Danielle stares at her. “What are you going to do to him?”
“First I’m going to rewrite his will. Then he’s going to take some very bad medicine. Then I’m going to publish all his results and shut down everything that’s left of his operation.”
“Just you.”
“Miss Leaf,” Sophia says, baring her teeth like an animal, “you have no idea what I’m capable of. Give me time and motivation and I’ll bring down governments.”
Danielle looks at her and wonders whether the world would be a safer place if Sophia had not survived the Pacific shipwreck. But at least what she is doing is the right thing. For now. And at least Keiran is out there as a counterweight to her, if need be.
“Goodbye, Sophia,” Danielle says. “Be good.” It is a warning.
She stands, walks out of the room, takes the elevator down the ground floor and the waiting taxi. As it pulls away from the hospital she exhales and sinks back into the seat. She is tired. But there is much to do. She thinks of Angus, his eyes flashing with rage, and of the little children in Kishkinda, poisoned by Shadbold. She wonders if she should go back to finish law school first, whether she should join an existing organization or start a new one. Details. The important thing is that she believes in her destination. Which road she takes there hardly seems to matter.
“Where to?” the driver asks.
Danielle smiles. “A better world.”
He gives her a perplexed look. “I don’t think I know that place.”
“No? Take me to the airport,” Danielle says. “We’ll start there.”
Part 7
Coda
Shadbold, Jack – inventor, billionaire, philanthropist.
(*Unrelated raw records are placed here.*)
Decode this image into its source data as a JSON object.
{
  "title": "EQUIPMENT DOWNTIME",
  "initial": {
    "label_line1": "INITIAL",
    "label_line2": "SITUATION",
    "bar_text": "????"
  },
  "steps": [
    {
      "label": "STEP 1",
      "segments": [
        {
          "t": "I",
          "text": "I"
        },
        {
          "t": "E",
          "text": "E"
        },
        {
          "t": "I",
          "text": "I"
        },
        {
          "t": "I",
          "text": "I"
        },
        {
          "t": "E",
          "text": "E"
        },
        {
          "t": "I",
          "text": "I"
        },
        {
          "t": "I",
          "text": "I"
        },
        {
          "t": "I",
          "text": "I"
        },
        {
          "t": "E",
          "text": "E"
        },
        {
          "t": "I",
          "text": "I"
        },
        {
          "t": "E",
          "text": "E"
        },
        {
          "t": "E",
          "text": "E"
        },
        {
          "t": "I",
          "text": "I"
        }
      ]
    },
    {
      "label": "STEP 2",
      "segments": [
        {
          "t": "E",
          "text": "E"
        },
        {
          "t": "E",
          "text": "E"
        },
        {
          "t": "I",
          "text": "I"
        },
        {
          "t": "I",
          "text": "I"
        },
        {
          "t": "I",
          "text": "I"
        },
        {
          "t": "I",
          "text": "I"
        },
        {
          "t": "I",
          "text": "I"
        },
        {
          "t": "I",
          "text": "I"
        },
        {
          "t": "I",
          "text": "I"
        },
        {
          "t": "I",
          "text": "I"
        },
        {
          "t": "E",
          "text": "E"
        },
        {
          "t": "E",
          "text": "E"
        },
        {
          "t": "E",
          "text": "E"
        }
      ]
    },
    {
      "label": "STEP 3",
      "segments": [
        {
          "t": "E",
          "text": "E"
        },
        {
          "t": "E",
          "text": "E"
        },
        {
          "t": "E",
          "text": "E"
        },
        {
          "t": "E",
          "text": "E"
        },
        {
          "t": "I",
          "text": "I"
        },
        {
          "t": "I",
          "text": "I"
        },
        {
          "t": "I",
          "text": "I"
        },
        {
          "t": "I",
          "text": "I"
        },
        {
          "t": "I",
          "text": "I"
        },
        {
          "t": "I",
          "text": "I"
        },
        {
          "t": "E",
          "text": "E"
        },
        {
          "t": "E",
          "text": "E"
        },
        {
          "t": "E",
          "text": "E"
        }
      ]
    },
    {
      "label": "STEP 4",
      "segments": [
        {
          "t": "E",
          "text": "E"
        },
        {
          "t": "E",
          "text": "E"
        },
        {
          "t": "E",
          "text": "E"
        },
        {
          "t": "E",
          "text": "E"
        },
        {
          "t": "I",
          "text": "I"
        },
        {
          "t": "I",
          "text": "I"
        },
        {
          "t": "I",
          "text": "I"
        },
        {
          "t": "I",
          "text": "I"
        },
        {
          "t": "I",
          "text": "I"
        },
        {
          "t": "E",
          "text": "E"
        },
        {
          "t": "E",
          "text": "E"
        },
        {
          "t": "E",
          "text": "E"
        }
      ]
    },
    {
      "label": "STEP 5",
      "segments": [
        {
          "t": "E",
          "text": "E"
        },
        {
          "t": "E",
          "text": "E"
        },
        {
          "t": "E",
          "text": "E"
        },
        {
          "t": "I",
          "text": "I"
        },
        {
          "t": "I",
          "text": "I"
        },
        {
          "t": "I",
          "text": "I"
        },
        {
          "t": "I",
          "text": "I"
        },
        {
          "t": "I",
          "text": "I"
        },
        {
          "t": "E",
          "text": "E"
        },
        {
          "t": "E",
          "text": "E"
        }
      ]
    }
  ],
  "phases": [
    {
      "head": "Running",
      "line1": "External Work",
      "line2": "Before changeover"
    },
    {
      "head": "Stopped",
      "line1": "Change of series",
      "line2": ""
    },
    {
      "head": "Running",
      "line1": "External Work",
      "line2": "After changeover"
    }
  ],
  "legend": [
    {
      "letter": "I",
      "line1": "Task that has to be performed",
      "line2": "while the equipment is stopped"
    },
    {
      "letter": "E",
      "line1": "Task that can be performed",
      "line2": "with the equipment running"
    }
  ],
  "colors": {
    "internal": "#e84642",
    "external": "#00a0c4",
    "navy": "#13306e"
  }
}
On 15 August 2005, after a long battle with cancer.
Born to a poor family in Durban, South Africa, in 1933, Jack Shadbold worked in the Kimberley diamond mines before emigrating to Australia in 1952, where he acquired a degree from the University of Adelaide’s School of Electrical Engineering. His extraordinary technical gifts quickly became apparent, and after publishing several groundbreaking papers, in 1958 he moved to California to take up a position with Fairchild Semiconductor.